第73回忘バワンドロライ「繋がり」

 私立帝徳高校野球部の寮には、ミーティングルームとは別にラウンジと呼ばれる談話室がある。
 今日も就寝までのひとときを過ごすレギュラーの姿があった。

「小学校も中学校も別だった俺たちが今ここで顔を揃えてるって、よく考えるとすごい運命だよね」
 陽ノ本当がくつろぎながら眩しい笑顔を見せた。
 相変わらず脈絡もなく唐突に話を始めるなと思ったのは益村だ。
「ジュニアもシニアも別々だったのにスゴいと思わない?」
 それがどうした? 俺はこの場所を奪われないように毎日死にもの狂いだと奥歯を噛み締めたのは小里だ。
 となりでは久我が「あのとき対戦した当と一緒のチームで俺は……」と感涙にむせび泣きそうになるのをこらえている。
「運命って言葉がいいのかわからないけど、こんな繋がりって奇跡だよね」
 何を言ってるのだと、千石は陽ノ本の屈託のない眩しさに細い目をますます細めた。お前がいるから皆が集まってきたのだ、奇跡ではない。
 国都は陽ノ本の話を聞きながら、頭の中で清峰と72144回目のイメトレ対戦をしている。
「帝徳の野球部なんて毎日練習でボロボロになると思ってたんだけどな」
 俺は毎日ボロボロになっているさと小里は思った。
「毎日こんなに楽しいと思わなかったよ」
 陽ノ本の言葉に久我がとうとう感極まって目を真っ赤にする。

 当。お前は太陽だよ、俺たちはお前を中心に回っている衛星だよ。いや俺なんか衛星にもなれない宇宙のゴミだよゴミクズだよみんなは眩しい星なのに俺は宇宙のうんこだよ。うんこだ。ただの宇宙うんこだよ。
「宇宙……」
 思わず口にでた飛高の言葉は陽ノ本に届いた。
「翔太は宇宙が好きだよね、よく宇宙の話をするよね」
 そいつは「宇宙」と呟いているだけで宇宙の話をしたことはないぞと益村が思った。
 宇宙などどうでもいい、この帝徳でプレーをしていく。宇宙が消えても関係ないと小里は思った。
 久我はフルスイングで木星をバックスクリーンに飛ばしている自分の姿を想像した。
 清峰との対戦は72148回目になっている。
 千石は、どうにかしてラウンジの大画面テレビで益村秘蔵のエロDVDを見れねーかなと考えていた。

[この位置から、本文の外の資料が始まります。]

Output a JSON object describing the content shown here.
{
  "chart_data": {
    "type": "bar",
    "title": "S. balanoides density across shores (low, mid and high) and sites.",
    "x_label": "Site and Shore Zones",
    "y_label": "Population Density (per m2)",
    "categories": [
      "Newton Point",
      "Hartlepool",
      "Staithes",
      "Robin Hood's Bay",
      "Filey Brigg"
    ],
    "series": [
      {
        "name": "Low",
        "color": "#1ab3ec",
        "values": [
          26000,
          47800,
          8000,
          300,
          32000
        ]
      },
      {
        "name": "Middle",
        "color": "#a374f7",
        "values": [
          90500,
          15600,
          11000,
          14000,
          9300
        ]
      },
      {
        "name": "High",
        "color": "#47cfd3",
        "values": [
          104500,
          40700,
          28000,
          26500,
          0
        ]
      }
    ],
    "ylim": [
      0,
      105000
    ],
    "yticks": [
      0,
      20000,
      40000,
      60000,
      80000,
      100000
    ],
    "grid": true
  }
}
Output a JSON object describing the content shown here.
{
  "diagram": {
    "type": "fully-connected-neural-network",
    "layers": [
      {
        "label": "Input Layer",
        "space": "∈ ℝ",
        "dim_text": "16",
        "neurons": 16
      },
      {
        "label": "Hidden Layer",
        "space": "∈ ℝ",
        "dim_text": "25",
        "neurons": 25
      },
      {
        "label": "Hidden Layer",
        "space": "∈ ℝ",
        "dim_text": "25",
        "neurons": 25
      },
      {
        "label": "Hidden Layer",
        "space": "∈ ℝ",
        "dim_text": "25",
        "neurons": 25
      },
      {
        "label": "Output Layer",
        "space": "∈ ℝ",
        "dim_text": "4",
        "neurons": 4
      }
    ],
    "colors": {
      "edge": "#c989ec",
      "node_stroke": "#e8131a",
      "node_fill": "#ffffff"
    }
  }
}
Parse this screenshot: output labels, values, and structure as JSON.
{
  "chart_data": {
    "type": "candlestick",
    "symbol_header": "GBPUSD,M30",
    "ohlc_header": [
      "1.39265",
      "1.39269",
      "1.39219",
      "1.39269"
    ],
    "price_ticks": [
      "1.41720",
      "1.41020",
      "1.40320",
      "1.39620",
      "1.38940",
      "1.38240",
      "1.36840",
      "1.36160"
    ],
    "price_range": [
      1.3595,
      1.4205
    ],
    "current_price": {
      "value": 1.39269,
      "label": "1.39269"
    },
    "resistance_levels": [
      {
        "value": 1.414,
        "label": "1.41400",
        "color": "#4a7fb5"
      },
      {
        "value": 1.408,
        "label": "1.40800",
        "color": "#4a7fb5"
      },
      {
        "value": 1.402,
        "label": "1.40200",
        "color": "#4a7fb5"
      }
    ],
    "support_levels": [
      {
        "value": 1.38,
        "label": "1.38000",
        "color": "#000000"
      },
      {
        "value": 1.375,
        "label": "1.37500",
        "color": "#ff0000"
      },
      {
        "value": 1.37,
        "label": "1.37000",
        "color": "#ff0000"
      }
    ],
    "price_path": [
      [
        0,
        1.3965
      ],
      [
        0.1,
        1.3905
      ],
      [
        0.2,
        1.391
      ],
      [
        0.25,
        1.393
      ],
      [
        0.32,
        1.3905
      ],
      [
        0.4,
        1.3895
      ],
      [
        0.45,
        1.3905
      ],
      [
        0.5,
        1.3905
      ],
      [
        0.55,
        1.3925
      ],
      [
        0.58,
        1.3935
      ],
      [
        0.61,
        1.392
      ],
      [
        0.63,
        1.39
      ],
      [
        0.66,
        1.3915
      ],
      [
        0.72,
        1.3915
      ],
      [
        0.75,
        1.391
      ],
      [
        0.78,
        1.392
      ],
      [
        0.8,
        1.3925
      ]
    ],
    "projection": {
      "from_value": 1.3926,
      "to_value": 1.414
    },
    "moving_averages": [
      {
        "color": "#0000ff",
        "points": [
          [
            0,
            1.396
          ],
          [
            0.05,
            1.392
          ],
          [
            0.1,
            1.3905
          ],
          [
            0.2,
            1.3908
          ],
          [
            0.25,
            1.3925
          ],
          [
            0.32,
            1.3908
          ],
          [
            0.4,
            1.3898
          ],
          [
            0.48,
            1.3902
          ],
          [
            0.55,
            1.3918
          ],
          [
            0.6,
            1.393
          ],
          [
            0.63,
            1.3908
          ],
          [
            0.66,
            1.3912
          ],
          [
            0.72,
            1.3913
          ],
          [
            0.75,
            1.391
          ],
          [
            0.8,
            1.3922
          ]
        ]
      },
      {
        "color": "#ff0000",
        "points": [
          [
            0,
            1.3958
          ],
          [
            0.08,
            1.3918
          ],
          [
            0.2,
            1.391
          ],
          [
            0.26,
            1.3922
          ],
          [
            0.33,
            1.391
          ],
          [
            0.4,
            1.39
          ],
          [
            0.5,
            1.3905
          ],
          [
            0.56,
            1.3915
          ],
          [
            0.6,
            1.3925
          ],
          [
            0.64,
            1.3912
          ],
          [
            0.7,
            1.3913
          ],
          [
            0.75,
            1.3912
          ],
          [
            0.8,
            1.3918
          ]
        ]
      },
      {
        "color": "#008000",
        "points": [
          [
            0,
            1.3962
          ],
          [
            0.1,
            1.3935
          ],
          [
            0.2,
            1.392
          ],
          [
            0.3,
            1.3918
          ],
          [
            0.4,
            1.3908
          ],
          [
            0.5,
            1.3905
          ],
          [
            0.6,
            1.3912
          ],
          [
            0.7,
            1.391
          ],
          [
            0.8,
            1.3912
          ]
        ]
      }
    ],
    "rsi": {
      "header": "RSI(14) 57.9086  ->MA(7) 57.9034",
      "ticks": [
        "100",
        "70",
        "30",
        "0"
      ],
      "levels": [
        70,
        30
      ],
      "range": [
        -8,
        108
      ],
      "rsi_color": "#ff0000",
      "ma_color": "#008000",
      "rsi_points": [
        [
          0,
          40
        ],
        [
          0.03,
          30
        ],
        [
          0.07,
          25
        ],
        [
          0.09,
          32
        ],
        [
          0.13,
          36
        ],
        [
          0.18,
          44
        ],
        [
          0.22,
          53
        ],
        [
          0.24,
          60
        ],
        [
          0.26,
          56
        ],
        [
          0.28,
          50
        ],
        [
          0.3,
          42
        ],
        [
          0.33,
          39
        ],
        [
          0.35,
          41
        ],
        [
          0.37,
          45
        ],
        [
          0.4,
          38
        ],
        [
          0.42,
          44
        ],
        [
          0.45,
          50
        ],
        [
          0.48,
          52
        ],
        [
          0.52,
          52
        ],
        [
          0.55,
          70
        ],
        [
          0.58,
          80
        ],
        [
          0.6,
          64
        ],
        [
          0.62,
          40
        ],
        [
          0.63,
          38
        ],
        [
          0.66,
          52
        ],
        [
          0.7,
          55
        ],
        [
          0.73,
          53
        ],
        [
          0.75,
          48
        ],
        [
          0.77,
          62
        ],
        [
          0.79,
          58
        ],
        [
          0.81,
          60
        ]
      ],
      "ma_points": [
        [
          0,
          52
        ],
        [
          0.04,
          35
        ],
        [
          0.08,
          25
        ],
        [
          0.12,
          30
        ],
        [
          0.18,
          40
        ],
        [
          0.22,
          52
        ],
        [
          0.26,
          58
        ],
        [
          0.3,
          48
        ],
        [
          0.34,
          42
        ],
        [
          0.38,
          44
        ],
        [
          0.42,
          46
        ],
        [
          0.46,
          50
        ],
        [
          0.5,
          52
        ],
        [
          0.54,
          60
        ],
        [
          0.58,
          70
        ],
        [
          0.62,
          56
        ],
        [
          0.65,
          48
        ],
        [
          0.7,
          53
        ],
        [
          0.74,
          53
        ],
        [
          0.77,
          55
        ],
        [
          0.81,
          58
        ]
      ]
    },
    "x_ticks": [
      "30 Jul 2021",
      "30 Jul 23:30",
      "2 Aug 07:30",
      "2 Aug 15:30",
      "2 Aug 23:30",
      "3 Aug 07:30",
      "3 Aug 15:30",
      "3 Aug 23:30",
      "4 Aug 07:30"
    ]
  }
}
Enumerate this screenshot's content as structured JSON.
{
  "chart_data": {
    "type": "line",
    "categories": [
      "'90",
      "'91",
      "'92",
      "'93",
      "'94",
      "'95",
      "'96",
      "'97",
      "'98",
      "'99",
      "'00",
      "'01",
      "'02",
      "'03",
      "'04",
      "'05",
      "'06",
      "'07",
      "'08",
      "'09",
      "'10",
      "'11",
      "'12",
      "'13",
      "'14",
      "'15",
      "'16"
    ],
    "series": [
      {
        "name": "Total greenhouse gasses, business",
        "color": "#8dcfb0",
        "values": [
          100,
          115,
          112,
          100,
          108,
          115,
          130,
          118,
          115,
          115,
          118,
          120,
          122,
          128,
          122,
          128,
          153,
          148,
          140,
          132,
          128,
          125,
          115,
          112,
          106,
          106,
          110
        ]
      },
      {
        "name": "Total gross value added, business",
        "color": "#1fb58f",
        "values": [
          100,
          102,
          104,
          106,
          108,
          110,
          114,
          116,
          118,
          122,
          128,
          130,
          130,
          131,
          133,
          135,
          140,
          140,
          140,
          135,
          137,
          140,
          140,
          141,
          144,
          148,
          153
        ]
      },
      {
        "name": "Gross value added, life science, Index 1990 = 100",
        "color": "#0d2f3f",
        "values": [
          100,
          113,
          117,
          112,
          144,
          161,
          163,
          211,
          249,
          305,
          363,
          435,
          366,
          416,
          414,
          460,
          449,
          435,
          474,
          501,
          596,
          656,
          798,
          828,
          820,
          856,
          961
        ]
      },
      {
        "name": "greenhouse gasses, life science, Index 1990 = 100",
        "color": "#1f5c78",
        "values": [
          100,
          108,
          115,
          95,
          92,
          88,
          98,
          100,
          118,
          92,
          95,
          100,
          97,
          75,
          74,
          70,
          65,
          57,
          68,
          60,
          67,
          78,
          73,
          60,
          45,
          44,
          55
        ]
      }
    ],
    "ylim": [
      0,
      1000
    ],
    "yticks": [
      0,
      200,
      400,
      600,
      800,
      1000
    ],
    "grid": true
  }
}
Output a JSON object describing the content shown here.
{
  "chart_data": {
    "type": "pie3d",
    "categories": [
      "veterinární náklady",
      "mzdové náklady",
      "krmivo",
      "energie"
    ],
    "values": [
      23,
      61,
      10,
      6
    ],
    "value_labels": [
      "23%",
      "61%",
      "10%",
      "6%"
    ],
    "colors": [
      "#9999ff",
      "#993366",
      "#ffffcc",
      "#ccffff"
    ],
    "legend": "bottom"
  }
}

 そういや冥王星って太陽の衛星じゃないんだっけ。衛星じゃないならただの石ころなのか? みんなと一緒にぐるぐる回ってるつもりだったのに実は石ころだったのか。俺か? 俺のことか? プルートっていうんだよな冥王星って。犬じゃん。世界が認める犬じゃん。俺はうんこだから犬にもなれないし温暖化が進んでるのは俺のせいだし楽しみにしていたゴマせんべいはゴマせんべいなのに全然ゴマの風味がなくて俺はいつもそうだ楽しみにしていたことが上手くいったことがないだって俺だから、いつもそうだ想像どおりに行ったことなんかない俺なんか「翔太は帝徳に来てからすごく楽しそうだよね」
 帝徳なんかに行ったってついて行けないし楽しくないと思っていた。楽しいわけがないと思っていた。
 本当に想像どおりに行かない。
 楽しくなるワケがないと思ってたのに。

 詳しいことはわからないが翔太の機嫌がよくなっていると益村は思った。
 そろそろ消灯時間だ、小里は眠くなるといつもの数割増しに人相が悪くなる。
 久我の「大宇宙超野球大会」は土星を優勝カップ代わりに掲げたところだ。
 今日も清峰のシンカーに手が出なかった国都は肩を落として俯いている。

「バンババンバンバン」

 消灯を告げる鼻歌が近づいてきた。
 カチャリと扉が開き監督が顔を覗かせる。
「歯磨けよ」
「はーい」と返事をして皆で「ババンババンバンバン」と口ずさみながら片付ける。
「宿題やったか」
 久我と飛高が顔色を変えた。
「ババンババンバンバン」
 電気が消されそれぞれの部屋に向かった。

 上下関係の風通しの良さに定評のある帝徳野球部寮に消灯を告げるBGMが存在することは世間には知られていない。